An Oregon couple will serve six years in prison for neglecting to seek medical care for their newborn son due their religious beliefs, the state's Supreme Court ruled on Oct. 8.
The court originally convicted Dale and Shannon Hickman, both 30 years old, of second-degree manslaughter in 2011 for the death of their son, David, in 2009, New York Daily News reports. However, the couple appealed the ruling, arguing that the prosecution did not prove that the couple knew their religious beliefs would cause the child to die.
The Oregon Supreme Court rejected their plea.
"As the evidence unfolded and the witnesses testified, it became evident to me and certainly to the jury … that this death just simply did not need to occur," said Judge Robert Herndon, according to the Daily Mail.
Shannon gave birth at home two months premature to a child with underdeveloped lungs and a bacterial infection. Instead of calling 911, the couple prayed and rubbed oil on him, in accordance to their beliefs as members of the faith-healing Followers of Christ religious denomination. David struggled to breathe and turned blue.
He died nine hours later of staphylococcus pneumonia, which a doctor testified in court is "99 percent" treatable.

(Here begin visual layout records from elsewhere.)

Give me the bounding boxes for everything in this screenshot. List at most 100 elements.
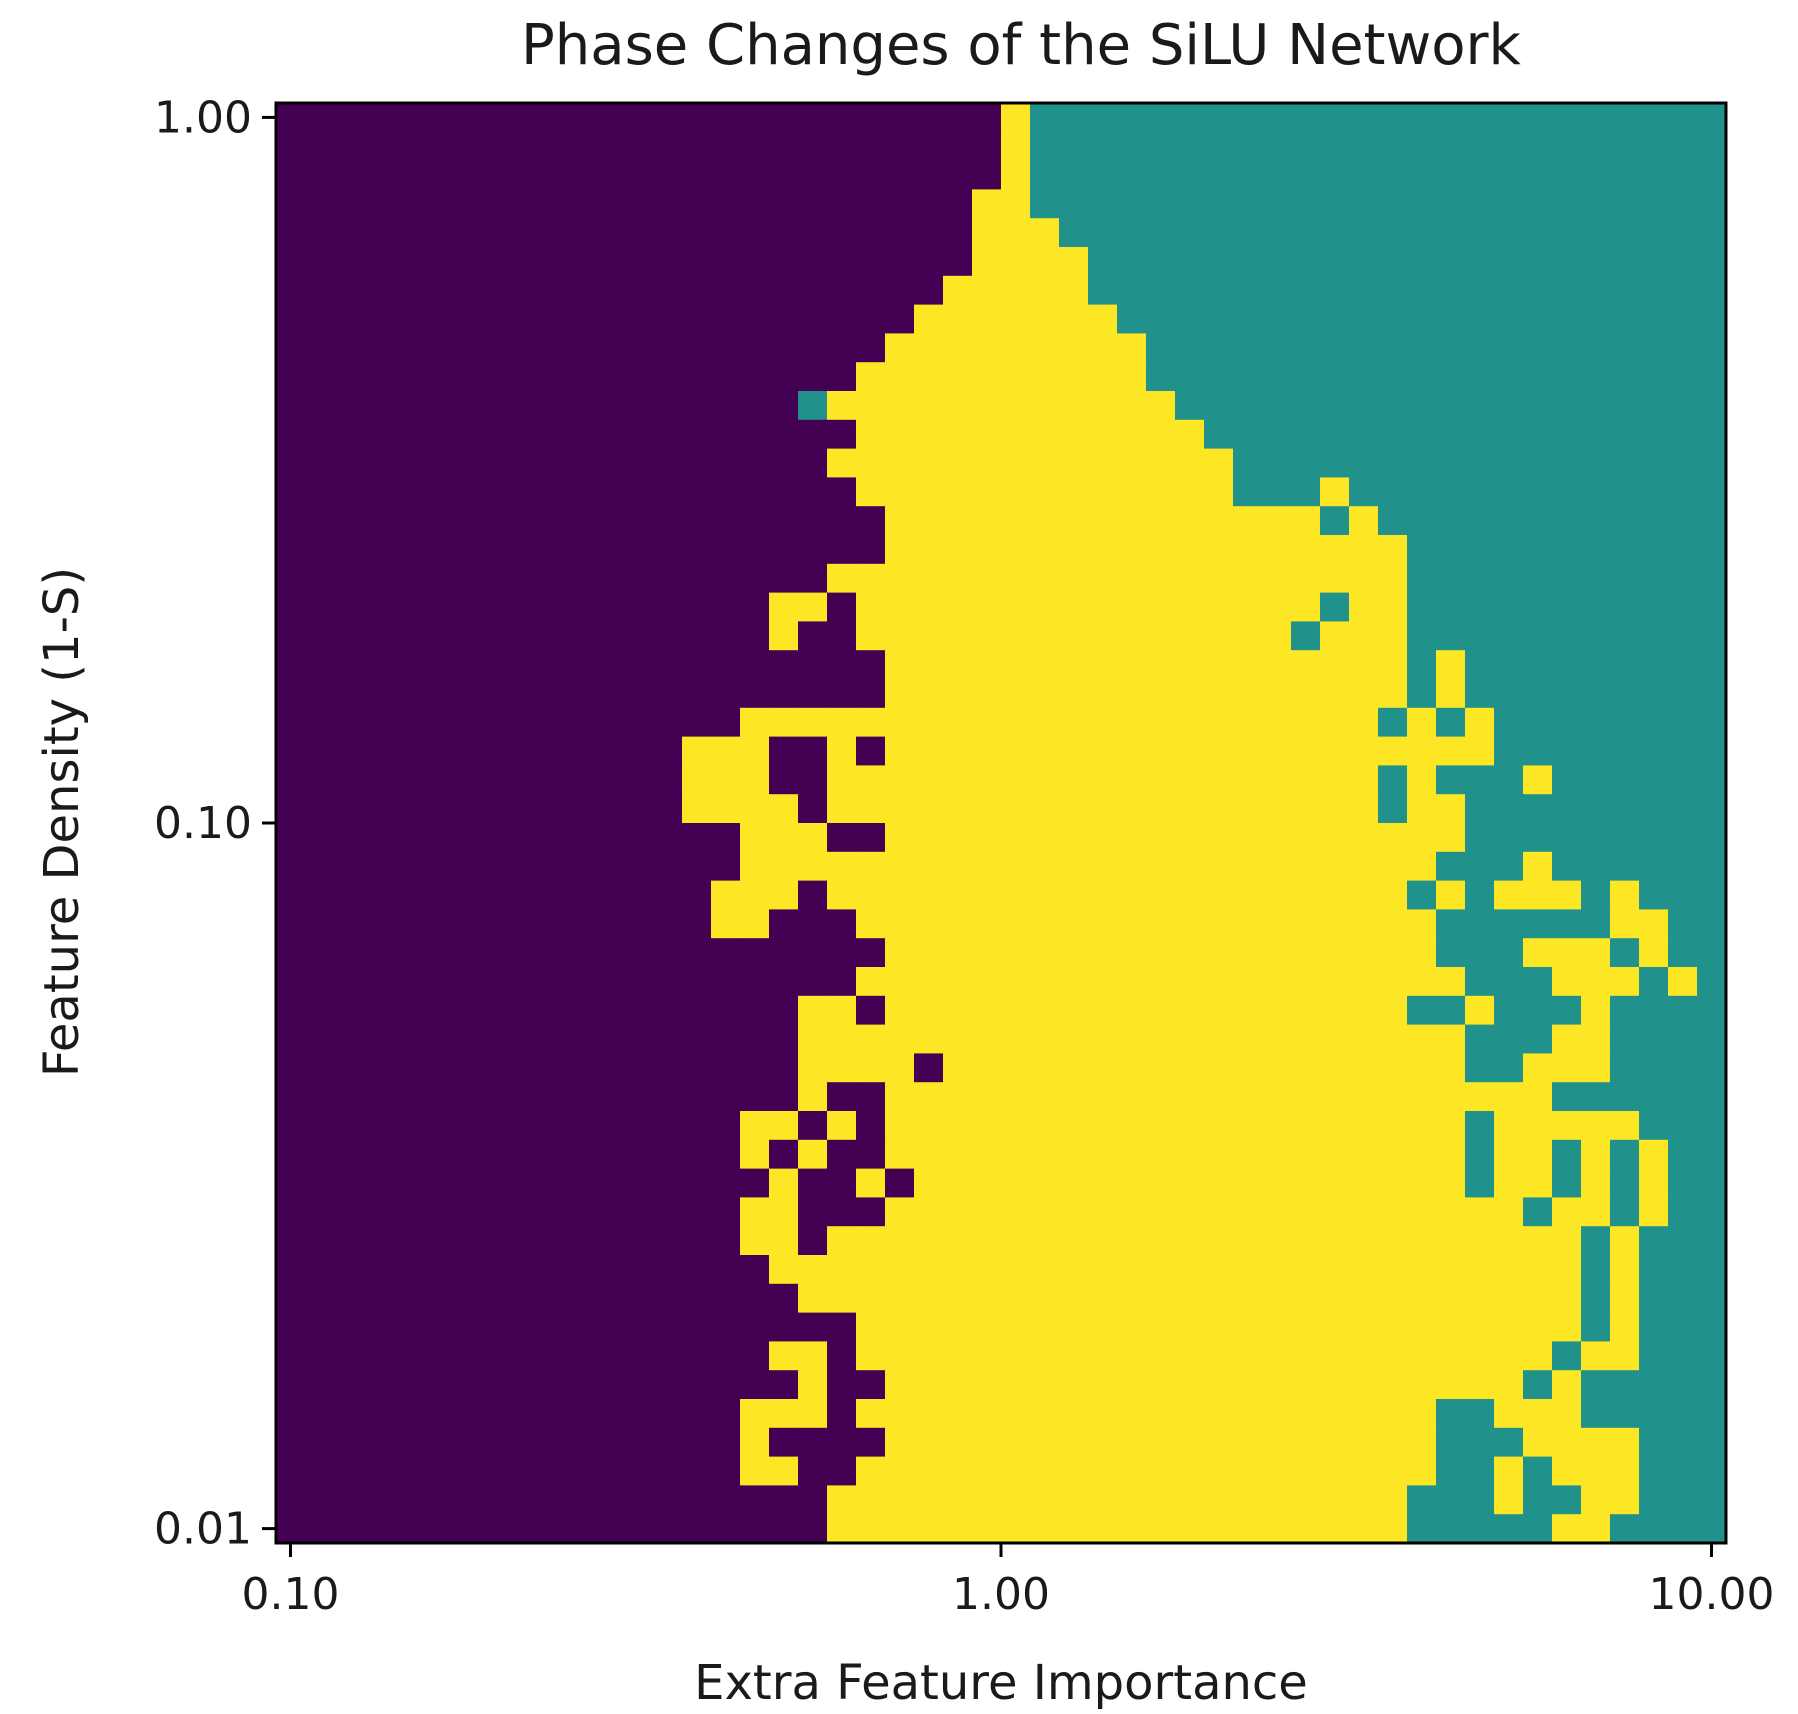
heatmap-cell bbox=[740, 506, 770, 536]
heatmap-cell bbox=[1175, 1312, 1205, 1342]
heatmap-cell bbox=[363, 1456, 393, 1486]
heatmap-cell bbox=[1436, 1024, 1466, 1054]
heatmap-cell bbox=[1523, 160, 1553, 190]
heatmap-cell bbox=[1465, 506, 1495, 536]
heatmap-cell bbox=[1088, 1111, 1118, 1141]
heatmap-cell bbox=[566, 765, 596, 795]
heatmap-cell bbox=[769, 851, 799, 882]
heatmap-cell bbox=[392, 736, 422, 766]
heatmap-cell bbox=[537, 1514, 567, 1544]
heatmap-cell bbox=[1639, 1312, 1669, 1342]
heatmap-cell bbox=[595, 103, 625, 133]
heatmap-cell bbox=[827, 1197, 857, 1227]
heatmap-cell bbox=[537, 1139, 567, 1170]
heatmap-cell bbox=[1610, 967, 1640, 997]
heatmap-cell bbox=[653, 1053, 683, 1083]
heatmap-cell bbox=[334, 563, 364, 594]
heatmap-cell bbox=[363, 995, 393, 1026]
heatmap-cell bbox=[421, 247, 451, 277]
heatmap-cell bbox=[595, 333, 625, 363]
heatmap-cell bbox=[1697, 275, 1727, 306]
heatmap-cell bbox=[1175, 1399, 1205, 1429]
heatmap-cell bbox=[711, 1197, 741, 1227]
heatmap-cell bbox=[740, 1341, 770, 1371]
heatmap-cell bbox=[1407, 535, 1437, 565]
heatmap-cell bbox=[827, 1399, 857, 1429]
heatmap-cell bbox=[856, 823, 886, 853]
heatmap-cell bbox=[1436, 1514, 1466, 1544]
heatmap-cell bbox=[827, 1312, 857, 1342]
heatmap-cell bbox=[1059, 189, 1089, 219]
heatmap-cell bbox=[305, 592, 335, 622]
heatmap-cell bbox=[856, 218, 886, 248]
heatmap-cell bbox=[972, 1168, 1002, 1198]
heatmap-cell bbox=[1262, 650, 1292, 680]
heatmap-cell bbox=[682, 419, 712, 450]
heatmap-cell bbox=[450, 1485, 480, 1515]
heatmap-cell bbox=[334, 448, 364, 478]
heatmap-cell bbox=[1523, 477, 1553, 507]
heatmap-cell bbox=[653, 333, 683, 363]
heatmap-cell bbox=[885, 794, 915, 824]
heatmap-cell bbox=[1407, 448, 1437, 478]
heatmap-cell bbox=[1320, 938, 1350, 968]
heatmap-cell bbox=[943, 851, 973, 882]
heatmap-cell bbox=[392, 880, 422, 910]
heatmap-cell bbox=[1030, 1111, 1060, 1141]
heatmap-cell bbox=[1668, 1456, 1698, 1486]
heatmap-cell bbox=[334, 995, 364, 1026]
heatmap-cell bbox=[1030, 1082, 1060, 1112]
heatmap-cell bbox=[1436, 938, 1466, 968]
heatmap-cell bbox=[914, 160, 944, 190]
heatmap-cell bbox=[450, 477, 480, 507]
heatmap-cell bbox=[943, 679, 973, 709]
heatmap-cell bbox=[1668, 362, 1698, 392]
heatmap-cell bbox=[1494, 362, 1524, 392]
heatmap-cell bbox=[1465, 621, 1495, 651]
heatmap-cell bbox=[1697, 160, 1727, 190]
heatmap-cell bbox=[1610, 1255, 1640, 1285]
heatmap-cell bbox=[914, 247, 944, 277]
heatmap-cell bbox=[1146, 1139, 1176, 1170]
heatmap-cell bbox=[856, 967, 886, 997]
heatmap-cell bbox=[1030, 1197, 1060, 1227]
heatmap-cell bbox=[508, 362, 538, 392]
heatmap-cell bbox=[1233, 160, 1263, 190]
heatmap-cell bbox=[1233, 131, 1263, 162]
heatmap-cell bbox=[798, 1139, 828, 1170]
heatmap-cell bbox=[305, 823, 335, 853]
heatmap-cell bbox=[1581, 103, 1611, 133]
heatmap-cell bbox=[1407, 967, 1437, 997]
heatmap-cell bbox=[856, 304, 886, 334]
heatmap-cell bbox=[856, 1485, 886, 1515]
heatmap-cell bbox=[1146, 736, 1176, 766]
heatmap-cell bbox=[1697, 1427, 1727, 1458]
heatmap-cell bbox=[1697, 851, 1727, 882]
heatmap-cell bbox=[392, 1514, 422, 1544]
heatmap-cell bbox=[1494, 592, 1524, 622]
heatmap-cell bbox=[682, 823, 712, 853]
heatmap-cell bbox=[1262, 160, 1292, 190]
heatmap-cell bbox=[624, 794, 654, 824]
heatmap-cell bbox=[972, 592, 1002, 622]
heatmap-cell bbox=[1088, 1485, 1118, 1515]
heatmap-cell bbox=[537, 1024, 567, 1054]
heatmap-cell bbox=[1552, 621, 1582, 651]
heatmap-cell bbox=[1233, 1168, 1263, 1198]
heatmap-cell bbox=[1088, 448, 1118, 478]
heatmap-cell bbox=[1436, 851, 1466, 882]
heatmap-cell bbox=[595, 1024, 625, 1054]
heatmap-cell bbox=[1146, 650, 1176, 680]
heatmap-cell bbox=[1465, 1082, 1495, 1112]
heatmap-cell bbox=[1552, 823, 1582, 853]
heatmap-cell bbox=[1465, 823, 1495, 853]
heatmap-cell bbox=[798, 851, 828, 882]
heatmap-cell bbox=[1523, 362, 1553, 392]
heatmap-cell bbox=[972, 131, 1002, 162]
heatmap-cell bbox=[1117, 1399, 1147, 1429]
heatmap-cell bbox=[1059, 1226, 1089, 1256]
heatmap-cell bbox=[305, 103, 335, 133]
heatmap-cell bbox=[1320, 1341, 1350, 1371]
heatmap-cell bbox=[1030, 506, 1060, 536]
heatmap-cell bbox=[827, 189, 857, 219]
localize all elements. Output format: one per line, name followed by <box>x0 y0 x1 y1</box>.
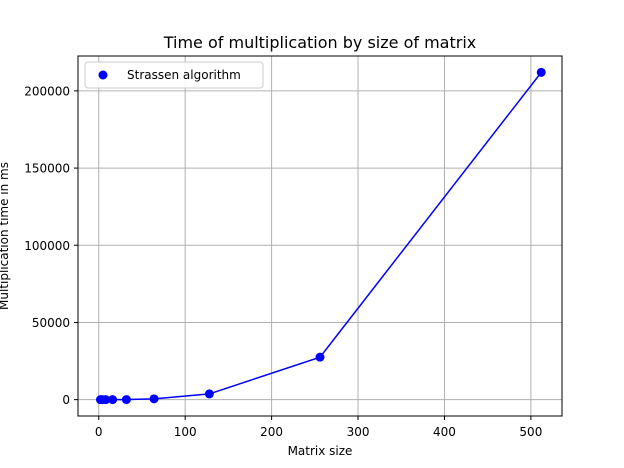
legend-marker <box>98 70 108 80</box>
chart-title: Time of multiplication by size of matrix <box>163 33 477 52</box>
grid <box>78 56 562 416</box>
legend: Strassen algorithm <box>84 61 264 89</box>
x-tick-label: 100 <box>174 425 197 439</box>
legend-box <box>84 61 264 89</box>
series-layer <box>95 67 546 405</box>
data-point <box>315 352 325 362</box>
x-tick-label: 300 <box>347 425 370 439</box>
data-point <box>149 394 159 404</box>
data-point <box>204 389 214 399</box>
data-point <box>536 67 546 77</box>
x-tick-label: 0 <box>95 425 103 439</box>
y-tick-label: 50000 <box>32 316 70 330</box>
x-axis-label: Matrix size <box>288 444 353 458</box>
y-tick-label: 200000 <box>24 84 70 98</box>
plot-frame <box>77 55 563 417</box>
data-point <box>121 395 131 405</box>
ticks: 0 100 200 300 400 500 0 50000 100000 150000 200000 <box>24 84 542 439</box>
y-tick-label: 100000 <box>24 239 70 253</box>
y-tick-label: 0 <box>62 393 70 407</box>
data-point <box>108 395 118 405</box>
legend-label: Strassen algorithm <box>127 68 241 82</box>
data-point <box>101 395 111 405</box>
y-tick-label: 150000 <box>24 162 70 176</box>
x-tick-label: 400 <box>433 425 456 439</box>
x-tick-label: 500 <box>519 425 542 439</box>
x-tick-label: 200 <box>260 425 283 439</box>
y-axis-label: Multiplication time in ms <box>0 162 11 310</box>
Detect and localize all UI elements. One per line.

"Dale ran into the room where one of his aunts was holding David and anointed David’s head with olive oil and began to pray," the Oct. 8 state Supreme Court decision read, according to the New York Daily News. "He noticed that David was taking short breaths, was minimally responsive, and was lighter in color, so he took David into the bedroom where Shannon still lay.
"At that point, it was 'in the back of [Dale's] mind' that David would not survive. He sat in a chair by the bed, held David in his arms, and prayed."
Five other members of the Clackamas, Oregon, Followers of Christ Church have been convicted for rejecting medical care for their children in favor of praying and anointing them with oil, the Daily Mail reports.
"I think it's God's will whatever happens," Shannon testified in court, who added that the church requires her to defer to her husband.
As a response to the many Followers of Christ deaths, Oregon lawmakers struck down a law this year enabling religious defenses in court.